Odaya girdiğimizde eşyalarımızı bir kenara koyup balkona çıktım. Deniz mükemmel görünüyordu. Başımı yolun sağına çevirdiğimde şok geçirdim. Geçen gelişimizde gördüğüm uçsuz bucaksız arazinin üstünde onlarca inşası tamamlanamamış iki katlı beton evler duruyordu. “Burada da mı?” diye iç geçirdim. Bari belli bir estetiğe göre yapılsalardı. Ayrıca yörenin kuvvetli rüzgârları insanların sadece iki ay yaşamalarına elverişli.

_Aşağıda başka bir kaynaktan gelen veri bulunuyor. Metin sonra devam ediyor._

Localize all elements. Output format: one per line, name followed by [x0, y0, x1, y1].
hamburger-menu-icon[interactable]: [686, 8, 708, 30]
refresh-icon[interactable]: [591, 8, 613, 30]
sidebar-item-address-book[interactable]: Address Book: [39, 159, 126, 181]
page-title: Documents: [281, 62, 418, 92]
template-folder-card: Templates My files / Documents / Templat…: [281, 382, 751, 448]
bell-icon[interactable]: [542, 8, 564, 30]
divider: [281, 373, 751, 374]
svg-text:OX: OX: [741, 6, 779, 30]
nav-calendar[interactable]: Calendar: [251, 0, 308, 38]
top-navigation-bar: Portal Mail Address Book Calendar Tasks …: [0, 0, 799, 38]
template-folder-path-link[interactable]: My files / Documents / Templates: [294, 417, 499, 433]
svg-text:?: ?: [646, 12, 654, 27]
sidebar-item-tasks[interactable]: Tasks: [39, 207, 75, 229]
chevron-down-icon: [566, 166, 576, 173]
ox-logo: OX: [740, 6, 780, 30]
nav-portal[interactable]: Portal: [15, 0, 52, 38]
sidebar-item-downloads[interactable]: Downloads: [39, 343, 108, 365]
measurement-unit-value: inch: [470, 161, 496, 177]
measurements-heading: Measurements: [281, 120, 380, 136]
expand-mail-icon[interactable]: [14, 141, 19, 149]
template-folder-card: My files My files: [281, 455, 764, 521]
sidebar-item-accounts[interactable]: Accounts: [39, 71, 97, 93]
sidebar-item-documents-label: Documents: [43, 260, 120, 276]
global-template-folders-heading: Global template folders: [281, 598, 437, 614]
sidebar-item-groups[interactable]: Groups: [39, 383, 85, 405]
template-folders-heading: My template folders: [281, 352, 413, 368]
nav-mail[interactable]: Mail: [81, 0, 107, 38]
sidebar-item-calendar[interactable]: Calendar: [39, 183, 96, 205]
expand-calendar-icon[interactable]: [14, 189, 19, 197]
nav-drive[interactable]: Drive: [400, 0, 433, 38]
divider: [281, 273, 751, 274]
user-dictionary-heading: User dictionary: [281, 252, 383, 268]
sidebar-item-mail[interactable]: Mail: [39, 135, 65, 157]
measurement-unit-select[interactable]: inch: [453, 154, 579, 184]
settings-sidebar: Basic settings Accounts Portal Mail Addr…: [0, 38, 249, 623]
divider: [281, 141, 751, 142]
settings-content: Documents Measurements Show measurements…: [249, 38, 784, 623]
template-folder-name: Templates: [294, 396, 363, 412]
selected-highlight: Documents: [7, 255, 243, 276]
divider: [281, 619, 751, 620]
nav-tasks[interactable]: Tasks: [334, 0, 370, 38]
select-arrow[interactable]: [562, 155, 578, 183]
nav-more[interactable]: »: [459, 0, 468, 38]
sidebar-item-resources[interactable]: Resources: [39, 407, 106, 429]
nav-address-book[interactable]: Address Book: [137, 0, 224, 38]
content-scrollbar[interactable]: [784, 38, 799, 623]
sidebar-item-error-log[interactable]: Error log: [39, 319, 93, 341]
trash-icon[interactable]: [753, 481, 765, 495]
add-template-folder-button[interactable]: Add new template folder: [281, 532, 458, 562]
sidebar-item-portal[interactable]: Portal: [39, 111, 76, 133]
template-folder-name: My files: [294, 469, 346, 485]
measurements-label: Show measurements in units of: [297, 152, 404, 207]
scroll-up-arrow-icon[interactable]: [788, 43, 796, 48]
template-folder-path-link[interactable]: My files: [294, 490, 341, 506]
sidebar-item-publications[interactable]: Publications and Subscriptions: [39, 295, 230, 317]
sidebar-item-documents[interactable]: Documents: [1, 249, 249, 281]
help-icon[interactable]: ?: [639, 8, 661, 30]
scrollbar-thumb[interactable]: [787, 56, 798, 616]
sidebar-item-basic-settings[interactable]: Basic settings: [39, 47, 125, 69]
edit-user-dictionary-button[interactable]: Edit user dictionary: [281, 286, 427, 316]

Değişim rüzgârlarının olumsuz yanlarını bir yana bırakıp önümüzdeki günlerin keyfini çıkartmaya karar verdik. Sonuçta deniz pırıl pırıldı, güneş ara sıra bulutların ardına saklanınca, zaman zaman güneşlenmek yerine ‘rüzgârlandık’. Akşamüstleri de otelin konumu her yere yakın olduğundan, yolun hemen önünde duran minibüslere binerek sırasıyla Çeşme, Alaçatı, Ilıca gibi yerlere gittik. Yerli de olsak kendimizi turist gibi hissettik.

İzmir’in yazlık yörelerinde ‘minibüs kültürü’ çok ilginç. Minibüse her binen, şoföre selam veriyor, inerken de ‘Allahaısmarladık’ veya ‘hayırlı işler’ diyor. Gecenin bir vaktinde kısacık şortlu, ince askılı tişörtleriyle araca binen genç kızlara kimse göz ucuyla da olsa bakmıyor. Müşteri kendini arabada güvende hissediyor.

Bir akşam şoför cep telefonunu kapattıktan sonra dert yandı, “Arkadaşın minibüsünü soymuşlar. Geçen hafta da benim arabamın kelebek camını kırdılar. Aldıkları da otuz beş lira madeni para. İsteseler bilgisayarı, radyoyu v.s yi alabilirlerdi. Sonuçta bin dolarlık malzeme vardı içeride. Çeşme’de hırsızlık mı olurdu; ne günlere geldik?” Çalınandan ziyade farklı bir anlayışın gelmekte olduğuna üzülüyordu şoför.

***

Kısa bir tatilin ardından, oyumuzu kullanmak üzere İstanbul’a döndük. Bu arada THY herhangi bir mesaj yollamadan, haber vermeksizin, bineceğimiz uçağın seferini iptal etmiş. Kontuardaki görevli “Şikâyet etme hakkınız var” dedi doğalmış gibi. Eve geldikten sonra, çok sık iş seyahatine giden oğluma, “Ne yapmalıyım THY konusunda?’ diye sordum. ‘Başıma çok geldi. Her seferinde üşenmeyip yazı yazdım. Bir kere olsun yanıt almadım. Unut gitsin” dedi.

Sakızlı dondurmanın tadı damağımda; unuttum gitti.

Ama bir hafta sonra tekrar hatırlayabilirim.